Mon Dieu, mon Dieu, à quoi nous as-tu abandonné ?...
Judicieuse citation à opposer au récent discours de notre chère ministre de l'économie qui le 10 juillet dernier n'a pas hésité à dénoncer devant les députés " cette tradition de fainéantise qu'on retrouve au XIX ème siècle chez de nombreux auteurs. Paul Lafargue, dans son livre "le droit à la paresse", recommande à l'homme de ne travailler que trois heures par jour, et de passer le reste du temps à fainéanter et à bombancer" (sic). Et le "dernier avatar de ce droit à la paresse, c'est la loi sur les 35 heures, ultime expression de cette tendance historique à considérer le travail comme une servitude"(resic). Et la ministre de regretter que la France soit "un pays qui pense (reresic), alors qu'il faut cesser de penser, de tergiverser et se retrousser simplement les manches".
No comment.
Source : Canard Enchaine du 18 juillet.
j'avais raté ce discours édifiant ! merci de me le signaler guytournaye je vais de ce pas acheter le Canard
et s'il est clairement posé désormais que "penser" est une forme de résistance ...... tu as peut-être raison, berlol : aux armes (de l'esprit) citoyens !
Merci pour ce texte !
Pour répondre à guytournaye : oui, on entend de plus en plus ce discours : ne surtout pas être un intellectuel, ne surtout pas penser. Dans quelle lignée situer cette "tendance historique" ?
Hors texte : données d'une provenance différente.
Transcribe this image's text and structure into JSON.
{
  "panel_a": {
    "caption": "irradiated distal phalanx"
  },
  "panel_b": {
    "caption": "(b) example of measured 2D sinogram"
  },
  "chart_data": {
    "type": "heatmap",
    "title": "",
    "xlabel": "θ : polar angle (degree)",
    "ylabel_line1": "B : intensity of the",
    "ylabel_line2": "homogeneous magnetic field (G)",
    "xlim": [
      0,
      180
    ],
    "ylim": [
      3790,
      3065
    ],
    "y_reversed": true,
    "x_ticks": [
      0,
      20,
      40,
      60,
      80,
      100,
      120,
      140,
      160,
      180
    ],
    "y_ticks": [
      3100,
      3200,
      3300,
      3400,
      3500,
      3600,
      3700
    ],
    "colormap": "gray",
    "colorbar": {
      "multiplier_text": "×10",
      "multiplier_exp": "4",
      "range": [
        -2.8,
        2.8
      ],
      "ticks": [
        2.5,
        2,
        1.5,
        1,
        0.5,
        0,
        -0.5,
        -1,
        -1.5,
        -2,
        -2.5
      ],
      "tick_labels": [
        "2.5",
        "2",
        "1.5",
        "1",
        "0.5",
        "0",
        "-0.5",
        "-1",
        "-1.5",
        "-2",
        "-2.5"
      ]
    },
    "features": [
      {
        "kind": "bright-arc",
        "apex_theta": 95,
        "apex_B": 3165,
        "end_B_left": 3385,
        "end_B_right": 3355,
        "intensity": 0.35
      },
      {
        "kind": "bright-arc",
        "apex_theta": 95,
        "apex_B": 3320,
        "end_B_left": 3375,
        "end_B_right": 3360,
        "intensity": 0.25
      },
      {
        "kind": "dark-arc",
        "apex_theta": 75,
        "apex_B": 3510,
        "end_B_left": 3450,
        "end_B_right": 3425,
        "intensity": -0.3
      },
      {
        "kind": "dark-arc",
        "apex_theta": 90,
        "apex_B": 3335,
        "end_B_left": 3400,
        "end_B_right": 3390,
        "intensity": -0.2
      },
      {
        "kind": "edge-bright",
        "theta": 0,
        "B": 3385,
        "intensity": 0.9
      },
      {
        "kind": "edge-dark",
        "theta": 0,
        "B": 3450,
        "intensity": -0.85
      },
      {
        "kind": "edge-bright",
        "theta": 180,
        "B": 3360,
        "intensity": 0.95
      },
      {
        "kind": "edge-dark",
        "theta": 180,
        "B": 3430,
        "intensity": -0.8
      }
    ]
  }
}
On évoquait Rimbaud : "J'ai de mes ancêtres gaulois [...] la cervelle étroite"...
"Reconsidérer le travail, c’est rompre avec une tradition de mépris qui trouve sa source dans l’Ancien Régime, quand les nobles avaient défense de s’adonner au commerce. La Révolution Française n’a pas mis fin à cette attitude. On la retrouve au XIXè siècle chez de nombreux auteurs : Paul Lafargue, dans son livre Le droit à la paresse, recommande à l’homme de ne travailler que trois heures par jour, et de passer le reste du temps à « fainéanter et bombancer ».
Le dernier avatar de ce droit à la paresse, c’est, dans les années 90, le mythe post-industriel de la « fin du travail » : l’homme pourrait, illusion suprême, être définitivement remplacé par des machines et des ordinateurs. La loi des trente-cinq heures est l’ultime expression de cette tendance historique à considérer le travail comme une servitude.
Comment ne pas voir quels préjugés aristocratiques recouvre une telle conception ? A l’inverse, la remise à l’honneur du travail, pour laquelle les Français se sont si clairement prononcés en élisant Nicolas Sarkozy à la Présidence de la République, fait accomplir à notre peuple son véritable tournant démocratique. (...)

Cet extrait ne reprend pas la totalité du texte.